Should I play a bit before taking a lesson? In the days before a lesson, play in your natural style and identify your weaknesses and strengths as you see them. In the minutes before a lesson, hit some balls to get loose and mentally ready. Easy ground strokes and serves are best.

Which is better, private or group lessons, and how do I know if the instructor is any good? I like group lessons for beginners. There is a team-like atmosphere and less pressure to perform. Also, no information overload. Advancing players need more physically intense instruction and theory and tactics information. Private lessons are needed for that. Good coaches will be able to lay out a skill progression they envision for you, and can suggest the style of play you are best suited for. Ask questions and gauge the depth of their responses. Also ask if they belong to PTA or PTR. Those are Tennis Pro organizations who rate their members.

What's the best way to get kids into tennis? Start with a basket of balls and toss them to your child, so they make the same swing every time. If they miss, suggest swinging slower and always blame the "bad toss." Also, sign them up for your community rec tennis.

What about picking up the game as a senior or adult after playing during youth? Of course, that's a great idea. Your body will tell you what you're capable of, so change your strategies if necessary. There are not many 60-year-old serve and volleyers!

OK, I want to play a lot. Do I join a league or just play with my friends? Join a league or Round Robin. There the players can't forget or cancel on you. You will have to face ranges of style and ability that will make you improve. You won't be too good or bad for the competition. Enjoy your friends' game as a bonus.
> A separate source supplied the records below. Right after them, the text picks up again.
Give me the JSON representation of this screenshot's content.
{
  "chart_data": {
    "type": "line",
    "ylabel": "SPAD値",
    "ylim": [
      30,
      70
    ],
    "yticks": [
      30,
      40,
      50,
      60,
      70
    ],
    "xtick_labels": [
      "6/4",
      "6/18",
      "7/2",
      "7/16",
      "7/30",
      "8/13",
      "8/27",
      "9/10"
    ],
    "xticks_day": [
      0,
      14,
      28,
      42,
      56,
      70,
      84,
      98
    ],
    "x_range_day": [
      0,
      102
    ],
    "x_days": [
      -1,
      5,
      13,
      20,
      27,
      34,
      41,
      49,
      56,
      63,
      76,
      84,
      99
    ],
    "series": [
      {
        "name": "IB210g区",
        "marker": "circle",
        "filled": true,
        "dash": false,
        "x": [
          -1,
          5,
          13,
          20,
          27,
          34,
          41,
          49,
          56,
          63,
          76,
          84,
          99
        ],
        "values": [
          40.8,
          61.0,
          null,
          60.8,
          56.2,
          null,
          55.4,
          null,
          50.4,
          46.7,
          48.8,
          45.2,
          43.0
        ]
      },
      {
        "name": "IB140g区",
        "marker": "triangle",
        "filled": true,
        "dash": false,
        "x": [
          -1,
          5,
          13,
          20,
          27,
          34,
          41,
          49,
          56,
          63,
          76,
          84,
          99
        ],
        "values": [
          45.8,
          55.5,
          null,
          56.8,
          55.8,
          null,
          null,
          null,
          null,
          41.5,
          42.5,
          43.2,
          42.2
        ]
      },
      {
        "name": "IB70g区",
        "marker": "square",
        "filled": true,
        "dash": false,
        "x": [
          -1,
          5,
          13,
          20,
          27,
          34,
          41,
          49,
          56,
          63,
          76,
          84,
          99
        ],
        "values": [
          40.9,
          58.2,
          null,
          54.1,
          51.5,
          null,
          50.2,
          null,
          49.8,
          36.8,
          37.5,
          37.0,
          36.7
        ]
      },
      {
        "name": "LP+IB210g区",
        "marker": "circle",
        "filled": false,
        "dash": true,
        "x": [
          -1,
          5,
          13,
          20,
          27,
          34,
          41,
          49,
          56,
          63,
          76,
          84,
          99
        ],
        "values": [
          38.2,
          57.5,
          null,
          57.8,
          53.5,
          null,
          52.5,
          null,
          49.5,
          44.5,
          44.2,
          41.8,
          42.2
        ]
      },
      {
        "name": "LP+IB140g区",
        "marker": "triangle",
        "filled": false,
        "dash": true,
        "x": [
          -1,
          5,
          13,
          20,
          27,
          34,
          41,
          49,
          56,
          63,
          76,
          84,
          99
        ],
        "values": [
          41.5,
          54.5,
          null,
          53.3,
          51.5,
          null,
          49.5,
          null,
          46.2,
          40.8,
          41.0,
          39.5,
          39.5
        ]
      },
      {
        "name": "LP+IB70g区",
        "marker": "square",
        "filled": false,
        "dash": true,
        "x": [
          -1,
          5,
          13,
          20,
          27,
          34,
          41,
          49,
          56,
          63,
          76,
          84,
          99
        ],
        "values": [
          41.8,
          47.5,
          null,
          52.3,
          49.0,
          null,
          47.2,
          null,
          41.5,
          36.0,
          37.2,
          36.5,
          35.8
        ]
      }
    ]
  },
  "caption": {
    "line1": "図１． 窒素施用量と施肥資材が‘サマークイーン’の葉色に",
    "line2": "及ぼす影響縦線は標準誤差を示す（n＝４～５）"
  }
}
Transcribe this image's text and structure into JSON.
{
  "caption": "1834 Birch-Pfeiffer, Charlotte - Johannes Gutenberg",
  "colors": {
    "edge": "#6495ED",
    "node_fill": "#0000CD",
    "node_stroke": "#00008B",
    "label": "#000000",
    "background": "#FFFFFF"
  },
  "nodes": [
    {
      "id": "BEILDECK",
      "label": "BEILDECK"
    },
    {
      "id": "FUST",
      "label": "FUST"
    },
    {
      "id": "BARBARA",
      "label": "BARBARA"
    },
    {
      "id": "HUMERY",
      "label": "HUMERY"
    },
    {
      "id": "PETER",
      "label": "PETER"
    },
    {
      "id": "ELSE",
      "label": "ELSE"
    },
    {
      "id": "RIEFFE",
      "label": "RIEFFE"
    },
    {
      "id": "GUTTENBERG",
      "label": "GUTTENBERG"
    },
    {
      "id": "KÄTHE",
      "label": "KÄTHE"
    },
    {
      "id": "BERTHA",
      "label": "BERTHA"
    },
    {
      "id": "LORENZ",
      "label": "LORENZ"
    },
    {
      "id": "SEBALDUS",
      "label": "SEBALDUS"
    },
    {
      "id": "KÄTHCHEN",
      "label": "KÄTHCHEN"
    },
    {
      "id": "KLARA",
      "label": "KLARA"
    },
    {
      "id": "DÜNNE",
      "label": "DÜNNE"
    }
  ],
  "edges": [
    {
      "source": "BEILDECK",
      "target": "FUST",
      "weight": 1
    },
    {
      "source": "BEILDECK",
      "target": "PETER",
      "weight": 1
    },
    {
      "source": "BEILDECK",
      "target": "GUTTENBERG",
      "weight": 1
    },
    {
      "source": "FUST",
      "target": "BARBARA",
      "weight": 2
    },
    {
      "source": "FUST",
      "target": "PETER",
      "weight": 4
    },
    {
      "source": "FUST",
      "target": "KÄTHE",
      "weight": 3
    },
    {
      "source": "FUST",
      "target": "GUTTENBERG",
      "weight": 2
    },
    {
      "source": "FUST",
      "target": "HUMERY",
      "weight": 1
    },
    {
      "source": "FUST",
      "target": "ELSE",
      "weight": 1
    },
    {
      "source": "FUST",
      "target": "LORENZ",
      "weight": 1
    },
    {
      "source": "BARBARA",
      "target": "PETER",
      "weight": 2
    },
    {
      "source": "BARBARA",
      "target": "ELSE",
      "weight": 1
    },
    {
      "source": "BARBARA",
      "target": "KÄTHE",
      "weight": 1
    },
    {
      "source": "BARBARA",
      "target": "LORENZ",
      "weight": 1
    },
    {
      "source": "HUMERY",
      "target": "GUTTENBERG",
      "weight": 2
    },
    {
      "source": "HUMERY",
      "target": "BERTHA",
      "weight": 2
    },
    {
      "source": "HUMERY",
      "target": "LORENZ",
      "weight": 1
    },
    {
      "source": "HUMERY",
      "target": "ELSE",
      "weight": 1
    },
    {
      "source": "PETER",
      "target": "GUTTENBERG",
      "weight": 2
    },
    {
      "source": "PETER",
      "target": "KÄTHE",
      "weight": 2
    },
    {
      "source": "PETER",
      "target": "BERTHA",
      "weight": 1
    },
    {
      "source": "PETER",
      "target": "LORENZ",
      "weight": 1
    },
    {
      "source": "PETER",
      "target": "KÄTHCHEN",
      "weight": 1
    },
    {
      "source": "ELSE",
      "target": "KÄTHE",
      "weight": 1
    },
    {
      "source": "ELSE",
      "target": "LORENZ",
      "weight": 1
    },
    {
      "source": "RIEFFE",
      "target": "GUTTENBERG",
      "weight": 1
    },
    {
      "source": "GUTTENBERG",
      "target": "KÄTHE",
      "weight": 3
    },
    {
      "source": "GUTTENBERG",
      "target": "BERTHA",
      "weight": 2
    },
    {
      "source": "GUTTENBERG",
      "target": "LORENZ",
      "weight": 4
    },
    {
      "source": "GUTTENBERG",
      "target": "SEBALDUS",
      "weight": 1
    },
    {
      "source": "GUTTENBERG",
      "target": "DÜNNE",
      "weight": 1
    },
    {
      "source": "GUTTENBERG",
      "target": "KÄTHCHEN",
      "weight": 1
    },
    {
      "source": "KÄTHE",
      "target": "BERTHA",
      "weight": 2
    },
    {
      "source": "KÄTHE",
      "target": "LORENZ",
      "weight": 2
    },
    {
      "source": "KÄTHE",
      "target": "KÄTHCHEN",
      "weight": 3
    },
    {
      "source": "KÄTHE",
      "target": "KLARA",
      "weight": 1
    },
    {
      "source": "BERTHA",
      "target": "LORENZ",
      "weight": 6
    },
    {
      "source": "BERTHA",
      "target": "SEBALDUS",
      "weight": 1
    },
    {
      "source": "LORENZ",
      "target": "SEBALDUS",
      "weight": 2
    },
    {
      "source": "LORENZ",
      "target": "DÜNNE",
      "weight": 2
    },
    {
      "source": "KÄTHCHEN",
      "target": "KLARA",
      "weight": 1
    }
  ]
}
What's the difference in playing inside versus outside? Inside you have one opponent. Outside, two or three at least: temperature, wind, distractions. Play them better through preparation and game-planning and you will likely win. Conditioning and mental focus count for so much more outdoors.


The Mount Washington Resort at Bretton Woods and Cranmore Mountain Resort were sites for the Volvo International tennis tournament from 1973 through 1984, attracting greats like Jimmy Connors, Rod Laver and a young Jennifer Capriati.

Gear Box

Head's Liquidmetal 8 ($80) tennis racquet is known for its value, power and control. It's focused on lower-level to intermediate players needing a bit of a bigger sweet spot.

Tennis balls come in all sorts of sizes, felt thickness and pressures. Wilson's Green Dot Starter Tennis Balls ($6) come four to a bunch and are designed for beginners in that they are a bit lighter than regular tennis balls.

Tennis involves a lot of starts, stops and side-to-side motion so leave those running shoes behind. Consider an Adidas Barricade ($80-$125) shoe that gets a thumbs-up for comfort and stability.